We are two Americas.

We always have been, and we may always be.

America I love you, but you’re freaking me out.

America is defined by contradiction. This country put a man on the moon, produced the civil rights movement and fought for freedom in consecutive world wars. This country also enslaved black men and women for generations, interned Japanese Americans in WWII and detained immigrant children in cages. Ours is a constant struggle between what we are and what we could be. We aspire with great hope to be the shining city on a hill—it is because of that hope that failure hurts so deeply.

Our national duality was on full display this week in alternating brilliance and horror. Tuesday, the state of Georgia elected two Democratic candidates to the Senate in the most costly, consequential runoff election in US history. More black Americans voted in this contest (a runoff!) than any other state election since our nation’s founding. They sent Georgia’s first black Senator, who preaches from Martin Luther King Jr.’s very pulpit, and a Jewish 33 year-old to Washington to wrest back control of a chamber that has long opposed voting rights.

Georgia’s was a momentous victory for freedom. The consequence of these elections cannot be overstated. After everything America has endured during the Trump presidency, Democrats will control both chambers of Congress and the White House.

What happened in Georgia is a clear rebuke of Trumpism, but it is equally a testament to the tireless dedication of grassroots organizing and a commitment to cause. That is the only explanation for the remarkable outcomes on Tuesday. Americans didn’t quit when it would have been easy to surrender to the unrelenting authoritarian assaults on our democracy.

Before election officials could finish counting the ballots in Georgia, an equally disheartening scene unfolded in our nation’s capital. Goaded on by a bellicose and wounded President, an angry mob of his supporters stormed the US Capitol in a violent act of domestic terrorism.
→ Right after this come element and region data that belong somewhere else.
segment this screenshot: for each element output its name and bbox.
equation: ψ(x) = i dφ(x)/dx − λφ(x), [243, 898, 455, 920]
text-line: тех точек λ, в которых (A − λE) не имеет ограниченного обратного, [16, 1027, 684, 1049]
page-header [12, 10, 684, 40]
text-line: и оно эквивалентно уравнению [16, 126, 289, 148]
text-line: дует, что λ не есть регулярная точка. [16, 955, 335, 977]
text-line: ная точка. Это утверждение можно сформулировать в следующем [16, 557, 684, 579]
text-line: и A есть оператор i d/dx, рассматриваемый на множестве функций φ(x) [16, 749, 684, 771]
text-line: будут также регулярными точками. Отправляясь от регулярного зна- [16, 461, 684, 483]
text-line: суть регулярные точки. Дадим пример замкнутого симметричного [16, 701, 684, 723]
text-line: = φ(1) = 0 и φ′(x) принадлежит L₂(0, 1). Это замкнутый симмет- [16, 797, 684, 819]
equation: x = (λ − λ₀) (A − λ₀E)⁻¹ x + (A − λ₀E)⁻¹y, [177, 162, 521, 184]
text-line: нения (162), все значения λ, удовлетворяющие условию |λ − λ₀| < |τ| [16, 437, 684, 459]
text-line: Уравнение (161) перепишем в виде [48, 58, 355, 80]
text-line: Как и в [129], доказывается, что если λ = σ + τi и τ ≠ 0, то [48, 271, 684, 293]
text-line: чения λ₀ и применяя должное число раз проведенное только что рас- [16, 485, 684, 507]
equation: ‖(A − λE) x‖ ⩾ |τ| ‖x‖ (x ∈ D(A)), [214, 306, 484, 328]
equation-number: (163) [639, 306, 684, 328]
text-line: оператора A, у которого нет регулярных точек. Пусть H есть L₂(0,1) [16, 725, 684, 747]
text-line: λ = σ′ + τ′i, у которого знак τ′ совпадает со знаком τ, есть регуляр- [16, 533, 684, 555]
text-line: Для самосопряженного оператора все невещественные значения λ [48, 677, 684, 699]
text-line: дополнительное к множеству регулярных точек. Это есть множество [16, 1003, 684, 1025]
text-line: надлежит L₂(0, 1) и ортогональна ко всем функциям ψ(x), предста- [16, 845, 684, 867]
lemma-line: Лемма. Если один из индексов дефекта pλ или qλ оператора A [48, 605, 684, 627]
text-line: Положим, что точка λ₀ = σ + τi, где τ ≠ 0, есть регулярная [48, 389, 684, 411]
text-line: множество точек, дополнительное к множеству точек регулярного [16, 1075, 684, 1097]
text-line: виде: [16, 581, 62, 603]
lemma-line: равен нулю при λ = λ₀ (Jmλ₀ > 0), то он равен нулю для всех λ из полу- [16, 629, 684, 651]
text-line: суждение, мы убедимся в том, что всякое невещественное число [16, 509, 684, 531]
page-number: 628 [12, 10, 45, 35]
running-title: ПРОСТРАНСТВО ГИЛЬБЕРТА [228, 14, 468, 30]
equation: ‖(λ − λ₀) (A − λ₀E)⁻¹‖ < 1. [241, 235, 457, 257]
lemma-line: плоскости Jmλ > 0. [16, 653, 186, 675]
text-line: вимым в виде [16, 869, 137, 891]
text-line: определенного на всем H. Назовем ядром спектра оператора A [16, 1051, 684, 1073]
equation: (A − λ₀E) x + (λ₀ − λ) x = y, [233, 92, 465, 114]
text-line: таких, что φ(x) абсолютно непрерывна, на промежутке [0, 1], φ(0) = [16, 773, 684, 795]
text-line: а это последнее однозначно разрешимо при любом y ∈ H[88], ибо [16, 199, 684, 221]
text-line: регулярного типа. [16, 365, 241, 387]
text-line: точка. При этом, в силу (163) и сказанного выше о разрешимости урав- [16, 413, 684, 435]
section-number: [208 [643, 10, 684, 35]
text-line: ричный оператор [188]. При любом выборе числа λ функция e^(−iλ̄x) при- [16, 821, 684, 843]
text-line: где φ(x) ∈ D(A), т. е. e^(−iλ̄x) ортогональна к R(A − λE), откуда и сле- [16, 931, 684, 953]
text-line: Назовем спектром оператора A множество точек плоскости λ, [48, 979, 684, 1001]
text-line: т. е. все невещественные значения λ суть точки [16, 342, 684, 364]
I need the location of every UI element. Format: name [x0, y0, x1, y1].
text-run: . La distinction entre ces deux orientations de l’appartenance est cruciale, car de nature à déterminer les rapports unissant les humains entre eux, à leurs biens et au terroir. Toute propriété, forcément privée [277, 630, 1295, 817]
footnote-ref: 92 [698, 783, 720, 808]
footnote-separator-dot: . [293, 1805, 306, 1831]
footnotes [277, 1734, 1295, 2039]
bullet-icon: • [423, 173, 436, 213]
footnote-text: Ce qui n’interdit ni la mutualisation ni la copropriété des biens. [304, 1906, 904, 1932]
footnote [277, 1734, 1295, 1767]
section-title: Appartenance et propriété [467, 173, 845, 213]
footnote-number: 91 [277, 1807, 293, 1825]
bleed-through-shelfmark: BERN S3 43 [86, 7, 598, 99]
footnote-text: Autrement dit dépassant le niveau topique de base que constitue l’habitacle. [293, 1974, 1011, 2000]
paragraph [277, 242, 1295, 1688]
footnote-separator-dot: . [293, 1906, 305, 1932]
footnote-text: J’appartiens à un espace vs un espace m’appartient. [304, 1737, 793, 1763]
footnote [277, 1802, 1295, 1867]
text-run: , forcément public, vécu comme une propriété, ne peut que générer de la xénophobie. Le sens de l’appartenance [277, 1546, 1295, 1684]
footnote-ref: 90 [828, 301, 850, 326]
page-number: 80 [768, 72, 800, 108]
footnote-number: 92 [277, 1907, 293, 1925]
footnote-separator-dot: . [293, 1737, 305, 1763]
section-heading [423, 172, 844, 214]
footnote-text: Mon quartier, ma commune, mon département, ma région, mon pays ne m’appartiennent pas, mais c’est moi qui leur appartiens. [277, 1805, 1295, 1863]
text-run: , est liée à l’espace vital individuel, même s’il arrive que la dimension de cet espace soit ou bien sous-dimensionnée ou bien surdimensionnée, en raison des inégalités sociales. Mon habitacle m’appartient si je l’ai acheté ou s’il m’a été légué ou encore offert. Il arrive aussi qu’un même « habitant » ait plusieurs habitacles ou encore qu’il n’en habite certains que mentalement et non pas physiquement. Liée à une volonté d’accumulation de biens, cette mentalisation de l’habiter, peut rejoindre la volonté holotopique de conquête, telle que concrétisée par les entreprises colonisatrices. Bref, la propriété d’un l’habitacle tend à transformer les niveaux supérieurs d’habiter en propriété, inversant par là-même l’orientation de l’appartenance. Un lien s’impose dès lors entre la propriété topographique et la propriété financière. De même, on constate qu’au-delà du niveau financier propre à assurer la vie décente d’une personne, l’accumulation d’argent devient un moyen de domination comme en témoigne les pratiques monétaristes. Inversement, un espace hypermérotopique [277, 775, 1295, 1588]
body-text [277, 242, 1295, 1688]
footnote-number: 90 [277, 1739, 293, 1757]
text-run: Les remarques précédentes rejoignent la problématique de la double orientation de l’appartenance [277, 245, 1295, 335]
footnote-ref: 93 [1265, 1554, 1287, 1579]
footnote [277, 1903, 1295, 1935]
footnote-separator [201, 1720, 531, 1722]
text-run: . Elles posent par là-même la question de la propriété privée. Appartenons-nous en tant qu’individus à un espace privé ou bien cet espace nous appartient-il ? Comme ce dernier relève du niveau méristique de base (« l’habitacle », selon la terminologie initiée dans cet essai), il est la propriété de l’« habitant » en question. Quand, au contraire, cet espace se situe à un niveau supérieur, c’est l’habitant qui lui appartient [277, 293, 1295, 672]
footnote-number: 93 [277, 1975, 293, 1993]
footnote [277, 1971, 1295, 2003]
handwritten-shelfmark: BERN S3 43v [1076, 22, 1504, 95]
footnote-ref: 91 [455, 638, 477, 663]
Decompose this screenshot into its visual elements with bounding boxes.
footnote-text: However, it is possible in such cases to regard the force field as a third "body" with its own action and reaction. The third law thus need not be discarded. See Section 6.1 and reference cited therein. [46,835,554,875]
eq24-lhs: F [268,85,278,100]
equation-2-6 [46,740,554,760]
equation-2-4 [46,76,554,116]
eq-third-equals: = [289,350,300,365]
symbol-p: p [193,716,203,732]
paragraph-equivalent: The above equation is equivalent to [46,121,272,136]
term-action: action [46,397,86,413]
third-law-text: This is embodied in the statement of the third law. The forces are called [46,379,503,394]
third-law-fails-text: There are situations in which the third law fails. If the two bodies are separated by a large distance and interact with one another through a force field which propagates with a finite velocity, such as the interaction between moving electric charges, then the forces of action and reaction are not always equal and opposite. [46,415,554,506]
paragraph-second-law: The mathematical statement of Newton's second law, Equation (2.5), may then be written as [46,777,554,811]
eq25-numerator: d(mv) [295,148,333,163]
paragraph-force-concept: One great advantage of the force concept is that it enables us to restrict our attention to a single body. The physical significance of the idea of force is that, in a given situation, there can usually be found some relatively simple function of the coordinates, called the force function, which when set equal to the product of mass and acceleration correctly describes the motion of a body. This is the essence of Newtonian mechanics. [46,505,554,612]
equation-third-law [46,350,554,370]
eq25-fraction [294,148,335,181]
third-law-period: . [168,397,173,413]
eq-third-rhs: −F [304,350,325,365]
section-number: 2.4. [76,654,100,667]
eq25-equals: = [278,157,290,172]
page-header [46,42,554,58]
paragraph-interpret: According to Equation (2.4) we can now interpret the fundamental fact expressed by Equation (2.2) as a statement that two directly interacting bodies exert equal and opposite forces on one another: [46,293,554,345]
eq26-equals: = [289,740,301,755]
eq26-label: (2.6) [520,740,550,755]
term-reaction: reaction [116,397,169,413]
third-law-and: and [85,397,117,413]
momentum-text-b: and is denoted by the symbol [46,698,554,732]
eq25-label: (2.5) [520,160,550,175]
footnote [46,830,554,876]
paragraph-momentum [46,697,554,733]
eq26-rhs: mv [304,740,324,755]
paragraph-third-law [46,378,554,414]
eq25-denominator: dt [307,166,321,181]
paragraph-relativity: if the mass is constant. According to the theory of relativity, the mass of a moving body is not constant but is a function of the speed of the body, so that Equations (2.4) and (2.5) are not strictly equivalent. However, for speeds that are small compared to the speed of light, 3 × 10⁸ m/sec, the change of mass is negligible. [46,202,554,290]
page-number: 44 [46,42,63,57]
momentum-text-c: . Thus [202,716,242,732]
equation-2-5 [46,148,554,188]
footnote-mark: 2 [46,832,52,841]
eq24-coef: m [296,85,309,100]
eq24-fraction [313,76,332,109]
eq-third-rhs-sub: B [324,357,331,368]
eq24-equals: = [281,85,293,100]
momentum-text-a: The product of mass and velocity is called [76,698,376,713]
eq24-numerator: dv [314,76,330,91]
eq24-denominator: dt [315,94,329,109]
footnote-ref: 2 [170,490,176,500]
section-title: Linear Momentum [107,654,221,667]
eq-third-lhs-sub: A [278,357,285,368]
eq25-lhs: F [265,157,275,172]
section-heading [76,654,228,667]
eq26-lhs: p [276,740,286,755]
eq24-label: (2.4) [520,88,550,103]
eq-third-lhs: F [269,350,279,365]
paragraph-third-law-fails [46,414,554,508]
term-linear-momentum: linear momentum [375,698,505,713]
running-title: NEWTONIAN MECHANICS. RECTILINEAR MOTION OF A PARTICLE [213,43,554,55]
The scene dripped with both irony and, sadly, American blood. Four people have been confirmed dead in the aftermath. For the first time since the War of 1812, our nation’s Capitol was breached by hostile parties.

I watched, dumbstruck, as images of zealous “patriots” streamed through broken windows and walked the floor of the Senate. Adorned in conspiracy theory garb and military paraphernalia, they traipsed around the chambers of our government’s seat as if it were some bold triumph. All the while, the President and his complicit lackeys refused to muster the moral courage to intervene. I swore an oath to protect and defend the constitution with my life, and I shed a tear as I watched the worst of what our nation has become. Ours is a seething, divided country with blatant racism and sedition on public display.

Make no mistake, the rest of the world was watching as well. What moral authority can we cling to after scenes from a banana republic played out in Washington? I can’t imagine how we pick up the pieces of our democracy or where we go from here, but I know that our nation is hanging on by the thinnest of threads. It was a sad, fitting coda to a presidency that has lacked in every fathomable dimension.

I am inspired by the good that can be wrought from both our democracy and our people when we are at our best. It was on full display in Georgia this week. I am equally appalled by the depths to which we stoop with such ease, as we did yet again in Washington. This battle between our demons and better angels has no clear path to victory. America, somehow, remains up for grabs.

There is hope for democracy yet, but I for one won’t hold my breath.